4 Replies Latest reply on Jun 3, 2011 1:52 PM by wgbljl

    Confusing, CPU and GPU seems serialized. Help!


      I want to use the CPU and GPU concurrently in an application, however, it seems serialized. Probably, it's my mistate. Please help me point out it.

      My OS is OpenSUSE 10.3 with SDK 2.2. The computer includes a 4-core processor and 4870x2 GPU.

      The main procedure is like this. I use the main thread to controll the one GPU. And create another 3 threads to perform some computation on the 3 cores. The main code is attached.
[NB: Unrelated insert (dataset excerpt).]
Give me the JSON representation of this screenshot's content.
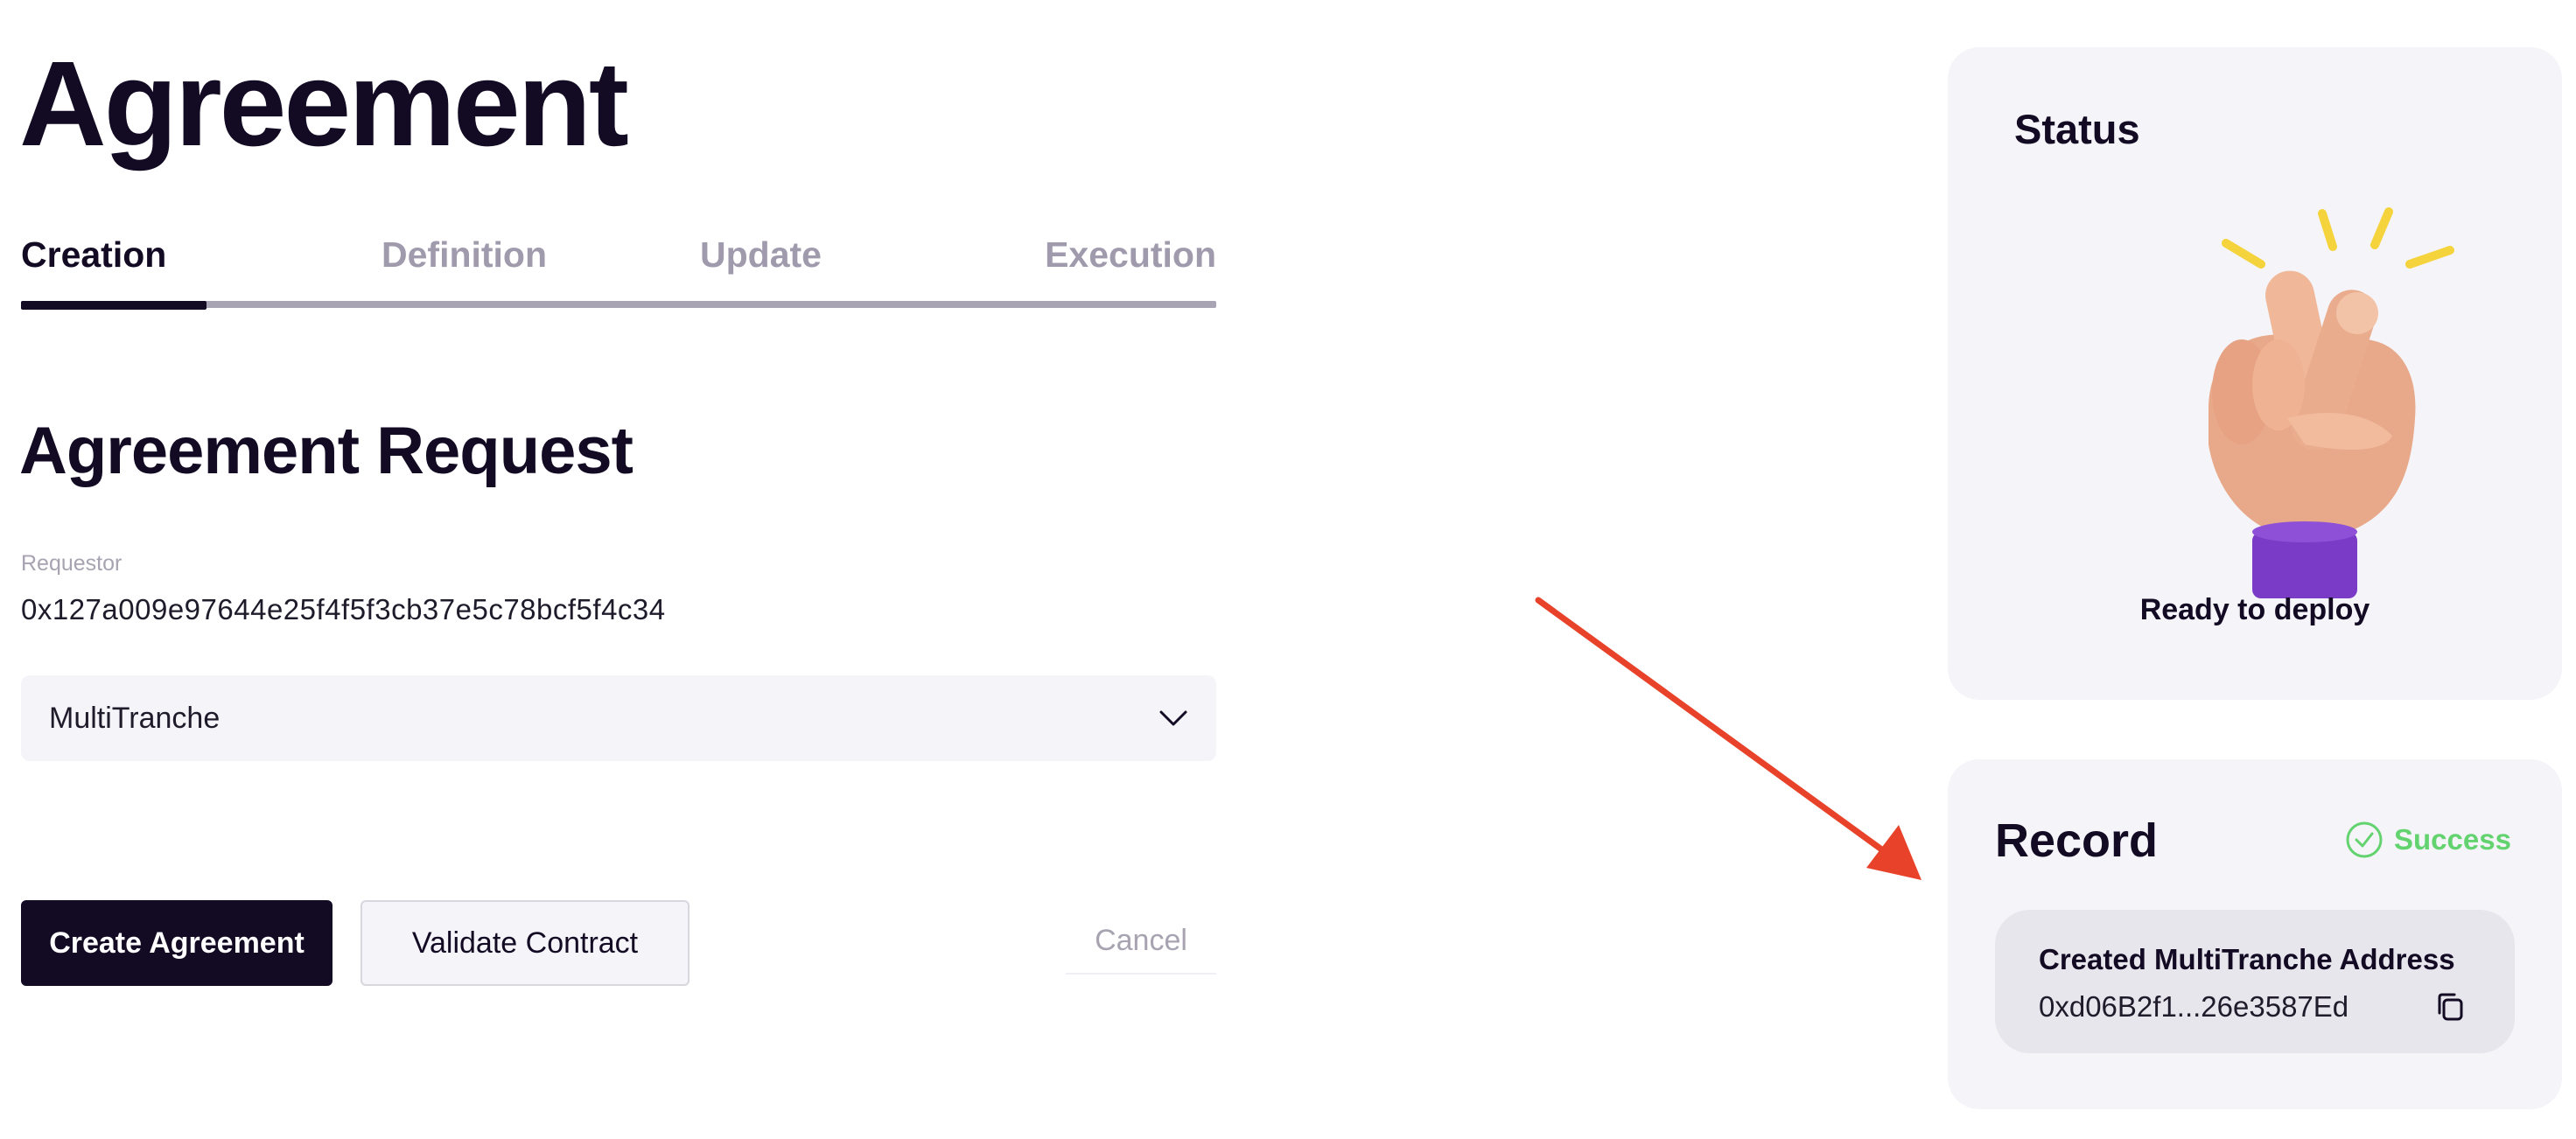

      Firstly, I test the execution time for GPU and CPU respectively. The execution time for GPU is 8s. The execution for each thread on CPU is about 12s. Because the 3 threads are running in parallel, the final execution time for CPU is 12s.
      Then, I want to run CPU and GPU concurrently. I think the final execution time is 12s (max{12,8}), however, the real execution time is 20! It seems the executions of CPU and GPU are serialized.
      Through using many time counters, I find that when the GPU starts running, the 3 threads on CPU cores are blocked. Until the GPU finishes, the 3 threads could continue. I'm sure there is no synchronization between the main thread and the 3 slave threads. The result seems confusing. The 3 CPU threads have no relationship with GPU's execution. I think there is something wrong in it. Please help me point it. Thanks.
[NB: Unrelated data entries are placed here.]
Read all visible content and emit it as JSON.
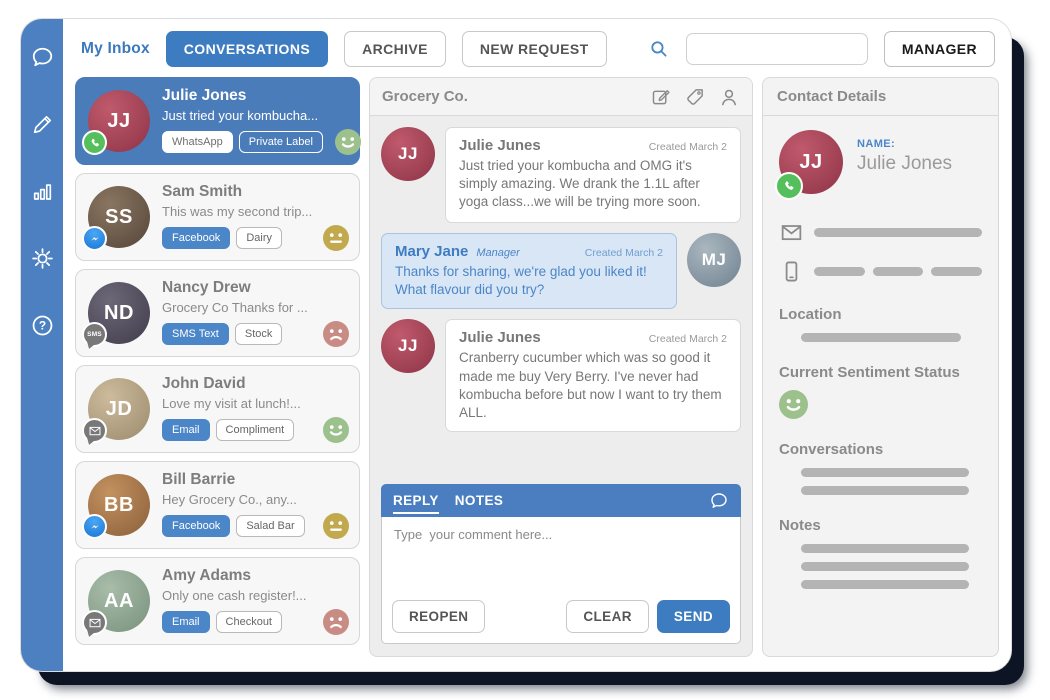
{
  "colors": {
    "primary_blue": "#4a7ec1",
    "badge_blue": "#4a86c8",
    "sidebar_blue": "#4d80c1",
    "selected_item_blue": "#4a7cba",
    "agent_bubble": "#d9e6f6",
    "happy_green": "#9cc18c",
    "neutral_olive": "#c2a94e",
    "sad_red": "#c98c84",
    "whatsapp_green": "#55c05b",
    "shadow_navy": "#0d1424"
  },
  "rail": {
    "icons": [
      "chat-icon",
      "compose-icon",
      "analytics-icon",
      "settings-icon",
      "help-icon"
    ]
  },
  "topbar": {
    "inbox_label": "My Inbox",
    "conversations_tab": "CONVERSATIONS",
    "archive_tab": "ARCHIVE",
    "new_request_tab": "NEW REQUEST",
    "search_value": "",
    "role_button": "MANAGER"
  },
  "channels": {
    "sms_label": "SMS"
  },
  "conversation_list": {
    "items": [
      {
        "name": "Julie Jones",
        "preview": "Just tried your kombucha...",
        "channel": "whatsapp",
        "channel_label": "WhatsApp",
        "tag": "Private Label",
        "sentiment": "happy",
        "selected": true,
        "initials": "JJ"
      },
      {
        "name": "Sam Smith",
        "preview": "This was my second trip...",
        "channel": "messenger",
        "channel_label": "Facebook",
        "tag": "Dairy",
        "sentiment": "neutral",
        "selected": false,
        "initials": "SS"
      },
      {
        "name": "Nancy Drew",
        "preview": "Grocery Co Thanks for ...",
        "channel": "sms",
        "channel_label": "SMS Text",
        "tag": "Stock",
        "sentiment": "sad",
        "selected": false,
        "initials": "ND"
      },
      {
        "name": "John David",
        "preview": "Love my visit at lunch!...",
        "channel": "email",
        "channel_label": "Email",
        "tag": "Compliment",
        "sentiment": "happy",
        "selected": false,
        "initials": "JD"
      },
      {
        "name": "Bill Barrie",
        "preview": "Hey Grocery Co., any...",
        "channel": "messenger",
        "channel_label": "Facebook",
        "tag": "Salad Bar",
        "sentiment": "neutral",
        "selected": false,
        "initials": "BB"
      },
      {
        "name": "Amy Adams",
        "preview": "Only one cash register!...",
        "channel": "email",
        "channel_label": "Email",
        "tag": "Checkout",
        "sentiment": "sad",
        "selected": false,
        "initials": "AA"
      }
    ]
  },
  "thread": {
    "title": "Grocery Co.",
    "messages": [
      {
        "author": "Julie Junes",
        "meta": "Created March 2",
        "text": "Just tried your kombucha and OMG it's simply amazing. We drank the 1.1L after yoga class...we will be trying more soon.",
        "initials": "JJ"
      },
      {
        "author": "Mary Jane",
        "role": "Manager",
        "meta": "Created March 2",
        "text": "Thanks for sharing, we're glad you liked it! What flavour did you try?",
        "initials": "MJ"
      },
      {
        "author": "Julie Junes",
        "meta": "Created March 2",
        "text": "Cranberry cucumber which was so good it made me buy Very Berry. I've never had kombucha before but now I want to try them ALL.",
        "initials": "JJ"
      }
    ],
    "reply": {
      "tabs": [
        "REPLY",
        "NOTES"
      ],
      "placeholder": "Type  your comment here...",
      "reopen_label": "REOPEN",
      "clear_label": "CLEAR",
      "send_label": "SEND"
    }
  },
  "contact": {
    "title": "Contact Details",
    "name_label": "NAME:",
    "name": "Julie Jones",
    "initials": "JJ",
    "channel": "whatsapp",
    "location_label": "Location",
    "sentiment_label": "Current Sentiment Status",
    "sentiment": "happy",
    "conversations_label": "Conversations",
    "notes_label": "Notes"
  }
}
      streamsdk::SDKThread *threads = new streamsdk::SDKThread[3]; threads[0].create(threadFunc2, (void *)&num[1]); threads[1].create(threadFunc2, (void *)&num[2]); threads[2].create(threadFunc2, (void *)&num[3]); time_t time1;time(&time1);printf("Host Start %ld\n", time1); for(int i = 0; i < 5; i++) { kernelRun = clgpu.runCLKernels(); //call GPU kernel if(kernelRun != SDK_SUCCESS) { return kernelRun; } } clgpu.flush(); threads[0].join(); threads[1].join(); threads[2].join(); clgpu.runCLKernelsEnd(); //wait for GPU time(&time1);printf("Host End %ld\n", time1);